Sur la régularité du jugement attaqué :

3. En premier lieu, et contrairement à ce que soutient la société requérante, la minute du jugement attaqué comporte les signatures requises par les dispositions de l'article R. 741-7 du code de justice administrative. Le moyen tiré de la méconnaissance de ces dispositions manque donc en fait et doit être écarté.

4. En second lieu, en relevant, au point 11 des motifs du jugement attaqué et après avoir considéré qu'était entachée d'une erreur manifeste d'appréciation l'institution d'une servitude de volumétrie existante à conserver au motif tiré de l'existence d'une séquence paysagère pittoresque que la Ville de Paris aurait pris la même décision en se fondant uniquement sur le motif du maintien d'un espace de respiration largement végétalisé, les premiers juges ont simplement neutralisé l'un des motifs de la délibération litigieuse et n'ont donc pas procédé à une substitution de motif qui leur aurait imposé d'en informer préalablement les parties et de les mettre à même de présenter leurs observations. Le moyen tiré de ce que le tribunal administratif a procédé irrégulièrement à une substitution de motif manque donc également en fait et doit être écarté.

Sur le bien-fondé du jugement attaqué :

En ce qui concerne la légalité externe de la décision litigieuse :

5. En premier lieu, les premiers juges ont relevé, d'une part, qu'aux termes de l'article 23 de l'arrêté de la maire de Paris du 4 juillet 2014 régulièrement publié au bulletin municipal officiel du 8 juillet 2014 relatif aux missions de la direction de l'urbanisme : " La Direction de l'Urbanisme élabore, met à jour et révise les documents qui régissent l'évolution de la Ville de Paris en matière d'urbanisme, notamment le plan local d'urbanisme (...) ", d'autre part, que par un arrêté du 26 novembre 2019 régulièrement publié au bulletin officiel de la Ville de Paris le 3 décembre 2019, le maire de Paris a donné délégation à M. A... B..., directeur de l'urbanisme, à l'effet de signer, dans la limite des attributions de la direction de l'urbanisme, tous arrêtés, actes, décisions, contrats, correspondances, ainsi que tous les actes notariés et administratifs préparés par les services placés sous son autorité et qu'ainsi, M. A... B... était bien compétent pour signer l'arrêté du 10 janvier 2020 relatif à l'ouverture de l'enquête publique préalable à la modification du plan local d'urbanisme de Paris applicable à la parcelle objet du présent litige. Ils ont ainsi écarté le moyen tiré de ce que l'arrêté attaqué serait entaché de l'incompétence de son auteur et de la méconnaissance de l'article L. 153-37 du code de l'urbanisme. En appel, la société requérante ne présente aucun élément ou argument nouveau de nature à permettre à la Cour de remettre en cause l'appréciation portée à bon droit par les premiers juges sur cette première branche du moyen. Il y a donc lieu, par adoption des motifs du jugement attaqué, d'écarter sur ce point le moyen susmentionné.
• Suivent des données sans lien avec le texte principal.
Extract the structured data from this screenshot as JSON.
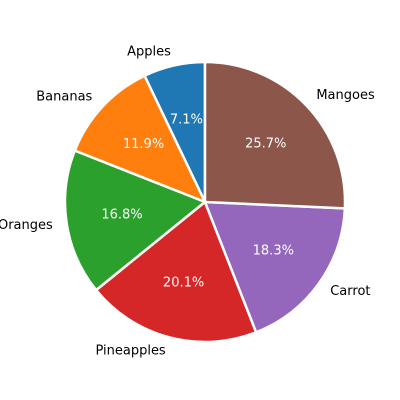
{
  "chart_data": {
    "type": "pie",
    "title": "",
    "start_angle_deg": 90,
    "direction": "counterclockwise",
    "legend": "none",
    "slices": [
      {
        "label": "Apples",
        "value": 7.1,
        "pct_text": "7.1%",
        "color": "#1f77b4"
      },
      {
        "label": "Bananas",
        "value": 11.9,
        "pct_text": "11.9%",
        "color": "#ff7f0e"
      },
      {
        "label": "Oranges",
        "value": 16.8,
        "pct_text": "16.8%",
        "color": "#2ca02c"
      },
      {
        "label": "Pineapples",
        "value": 20.1,
        "pct_text": "20.1%",
        "color": "#d62728"
      },
      {
        "label": "Carrot",
        "value": 18.3,
        "pct_text": "18.3%",
        "color": "#9467bd"
      },
      {
        "label": "Mangoes",
        "value": 25.7,
        "pct_text": "25.7%",
        "color": "#8c564b"
      }
    ]
  }
}
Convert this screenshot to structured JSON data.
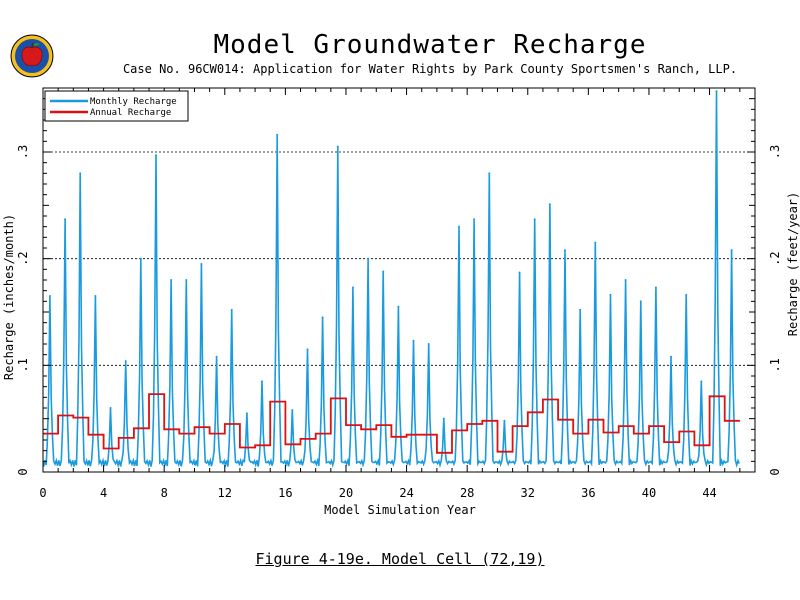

6. En outre, devant la Cour, la Ville de Paris établit que tant l'arrêté du 4 juillet 2014 que celui du 26 novembre 2019 ont été transmis au représentant de l'État par voie électronique puis publiés dans les conditions prévues par le code général des collectivités territoriales. Cette seconde branche du moyen manque ainsi en fait et doit être écartée.

7. En second lieu, le tribunal administratif a considéré qu'il ressort des articles L. 153-8 et R. 151-17 du code de l'urbanisme et I du règlement du plan local d'urbanisme de la Ville de Paris relatif à la division du territoire que les zones urbaines vertes prévues par ce plan, qui regroupent des espaces dont la densité bâtie est en général faible, constituent des zones urbaines au sens de l'article R. 151-17 du code de l'urbanisme et qu'ainsi, dès lors que le projet de modification du plan local d'urbanisme de Paris applicable à la parcelle objet du litige, ne porte pas sur l'ouverture à l'urbanisation de cette parcelle mais sur la seule modification de son classement, en tant que zone déjà ouverte à l'urbanisation, de zone UV en zone UG, la délibération contestée n'avait pas à être précédée d'une délibération motivée du Conseil de Paris justifiant l'utilité de l'ouverture à l'urbanisation de la parcelle en cause, et que le moyen tiré de la méconnaissance de l'article L. 153-8 du code de l'urbanisme doit donc être écarté.

8. En appel, la société requérante, qui ne peut sérieusement soutenir que la parcelle en cause ne serait pas d'ores et déjà située en zone urbaine, ne présente aucun élément ou argument nouveau de nature à permettre à la Cour de remettre en cause l'appréciation portée à bon droit par les premiers juges sur ce moyen. Il y a donc lieu, par adoption des motifs du jugement attaqué, d'écarter le moyen susmentionné.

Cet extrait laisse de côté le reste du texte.